The relationship between man and God changed fundamentally through Jesus Christ. On the basis of this new relationship with God, the Lord taught a kind of prayer that was previously unknown: on the one hand it is the prayer of a child who speaks to God as a loving Father in heaven (Matthew 6: 9), and on the other hand it is a prayer "in spirit and truth" (John 4: 24).


Jesus' disciples were believing Jews and thus familiar with prayer. Nevertheless, they wanted to learn how to pray like Jesus. One of His disciples asked Him: "Lord, teach us to pray" (Luke 11: 1). In response Jesus gave the Lord's Prayer (see 12.1.7→).


The Sermon on the Mount contains instructions on prayer (Matthew 6: 5-8): one is not to make an outward show of one's prayers or use a lot of words, "for your Father knows the things you have need of before you ask Him." Our prayers should rather come from the heart.
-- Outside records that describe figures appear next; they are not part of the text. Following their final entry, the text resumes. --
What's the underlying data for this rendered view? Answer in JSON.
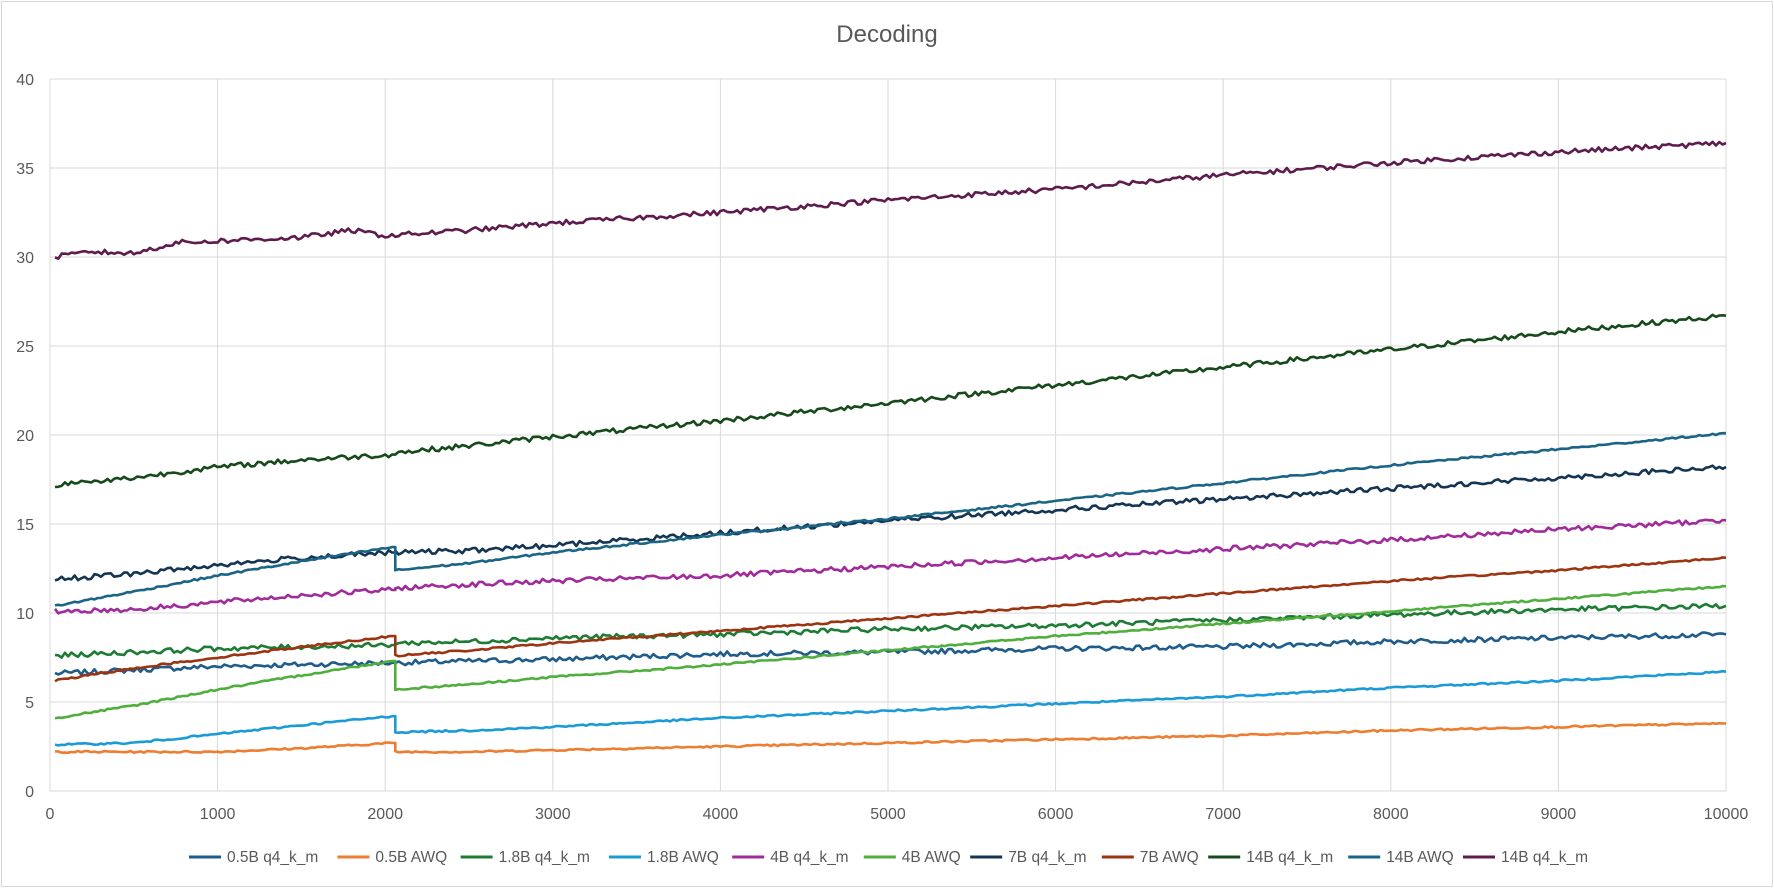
{
  "chart_data": {
    "type": "line",
    "title": "Decoding",
    "xlabel": "",
    "ylabel": "",
    "xlim": [
      0,
      10000
    ],
    "ylim": [
      0,
      40
    ],
    "x_ticks": [
      0,
      1000,
      2000,
      3000,
      4000,
      5000,
      6000,
      7000,
      8000,
      9000,
      10000
    ],
    "y_ticks": [
      0,
      5,
      10,
      15,
      20,
      25,
      30,
      35,
      40
    ],
    "grid": true,
    "legend_position": "bottom",
    "series": [
      {
        "name": "0.5B q4_k_m",
        "color": "#1f5c8b",
        "x": [
          30,
          500,
          1000,
          1500,
          2040,
          2060,
          2500,
          3000,
          4000,
          5000,
          6000,
          7000,
          8000,
          9000,
          10000
        ],
        "values": [
          6.6,
          6.8,
          7.0,
          7.1,
          7.2,
          7.2,
          7.3,
          7.4,
          7.7,
          7.8,
          8.0,
          8.1,
          8.4,
          8.6,
          8.8
        ]
      },
      {
        "name": "0.5B AWQ",
        "color": "#ed7d31",
        "x": [
          30,
          500,
          1000,
          1500,
          2040,
          2060,
          2500,
          3000,
          4000,
          5000,
          6000,
          7000,
          8000,
          9000,
          10000
        ],
        "values": [
          2.2,
          2.2,
          2.2,
          2.4,
          2.7,
          2.2,
          2.2,
          2.3,
          2.5,
          2.7,
          2.9,
          3.1,
          3.4,
          3.6,
          3.8
        ]
      },
      {
        "name": "1.8B q4_k_m",
        "color": "#1e7b34",
        "x": [
          30,
          500,
          1000,
          1500,
          2040,
          2060,
          2500,
          3000,
          4000,
          5000,
          6000,
          7000,
          8000,
          9000,
          10000
        ],
        "values": [
          7.6,
          7.8,
          8.0,
          8.1,
          8.2,
          8.3,
          8.4,
          8.6,
          8.8,
          9.1,
          9.3,
          9.6,
          9.9,
          10.2,
          10.4
        ]
      },
      {
        "name": "1.8B AWQ",
        "color": "#1a9bd7",
        "x": [
          30,
          500,
          1000,
          1500,
          2040,
          2060,
          2500,
          3000,
          4000,
          5000,
          6000,
          7000,
          8000,
          9000,
          10000
        ],
        "values": [
          2.6,
          2.7,
          3.2,
          3.7,
          4.2,
          3.3,
          3.4,
          3.6,
          4.1,
          4.5,
          4.9,
          5.3,
          5.8,
          6.2,
          6.7
        ]
      },
      {
        "name": "4B q4_k_m",
        "color": "#a02b9a",
        "x": [
          30,
          500,
          1000,
          1500,
          2040,
          2060,
          2500,
          3000,
          4000,
          5000,
          6000,
          7000,
          8000,
          9000,
          10000
        ],
        "values": [
          10.1,
          10.2,
          10.6,
          11.0,
          11.3,
          11.4,
          11.6,
          11.8,
          12.1,
          12.6,
          13.1,
          13.6,
          14.1,
          14.7,
          15.2
        ]
      },
      {
        "name": "4B AWQ",
        "color": "#4fae3c",
        "x": [
          30,
          500,
          1000,
          1500,
          2040,
          2060,
          2500,
          3000,
          4000,
          5000,
          6000,
          7000,
          8000,
          9000,
          10000
        ],
        "values": [
          4.1,
          4.8,
          5.7,
          6.5,
          7.3,
          5.7,
          6.0,
          6.4,
          7.1,
          7.9,
          8.7,
          9.4,
          10.1,
          10.8,
          11.5
        ]
      },
      {
        "name": "7B q4_k_m",
        "color": "#143553",
        "x": [
          30,
          500,
          1000,
          1500,
          2040,
          2060,
          2500,
          3000,
          4000,
          5000,
          6000,
          7000,
          8000,
          9000,
          10000
        ],
        "values": [
          11.9,
          12.2,
          12.7,
          13.1,
          13.4,
          13.4,
          13.5,
          13.8,
          14.5,
          15.2,
          15.8,
          16.4,
          17.0,
          17.6,
          18.2
        ]
      },
      {
        "name": "7B AWQ",
        "color": "#9c3412",
        "x": [
          30,
          500,
          1000,
          1500,
          2040,
          2060,
          2500,
          3000,
          4000,
          5000,
          6000,
          7000,
          8000,
          9000,
          10000
        ],
        "values": [
          6.2,
          6.9,
          7.5,
          8.1,
          8.7,
          7.6,
          7.9,
          8.3,
          9.0,
          9.7,
          10.4,
          11.1,
          11.8,
          12.4,
          13.1
        ]
      },
      {
        "name": "14B q4_k_m",
        "color": "#174a1b",
        "x": [
          30,
          500,
          1000,
          1500,
          2040,
          2060,
          2500,
          3000,
          4000,
          5000,
          6000,
          7000,
          8000,
          9000,
          10000
        ],
        "values": [
          17.2,
          17.6,
          18.2,
          18.6,
          18.9,
          19.0,
          19.4,
          19.9,
          20.8,
          21.8,
          22.8,
          23.8,
          24.8,
          25.8,
          26.7
        ]
      },
      {
        "name": "14B AWQ",
        "color": "#1a6485",
        "x": [
          30,
          500,
          1000,
          1500,
          2040,
          2060,
          2500,
          3000,
          4000,
          5000,
          6000,
          7000,
          8000,
          9000,
          10000
        ],
        "values": [
          10.4,
          11.2,
          12.1,
          12.9,
          13.7,
          12.4,
          12.8,
          13.4,
          14.4,
          15.3,
          16.3,
          17.3,
          18.3,
          19.2,
          20.1
        ]
      },
      {
        "name": "14B q4_k_m",
        "color": "#5e1b4e",
        "x": [
          30,
          250,
          500,
          750,
          1000,
          1500,
          1800,
          2000,
          2500,
          3000,
          4000,
          5000,
          6000,
          7000,
          8000,
          9000,
          10000
        ],
        "values": [
          30.0,
          30.3,
          30.2,
          30.8,
          30.9,
          31.1,
          31.5,
          31.2,
          31.5,
          31.9,
          32.5,
          33.2,
          33.8,
          34.6,
          35.3,
          35.9,
          36.4
        ]
      }
    ]
  }
}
Jesus emphasised important aspects of prayer by way of three parables: in the parable of the friend at night, he emphasised that persistent prayer will have an effect (Luke 11: 5-10). The parable of the persistent widow admonishes persistent and patient prayer (Luke 18: 1-8). With the parable of the Pharisee and the tax collector He demonstrated the significance of humbleness in prayer (Luke 18: 10-14).


Luke 21: 36 records an instruction of the Lord pertaining to prayer in view of His return: "Watch therefore, and pray always that you may be counted worthy to escape all these things that will come to pass, and to stand before the Son of Man." Thus prayer is also associated with the necessary watchfulness in view of the coming of Jesus Christ.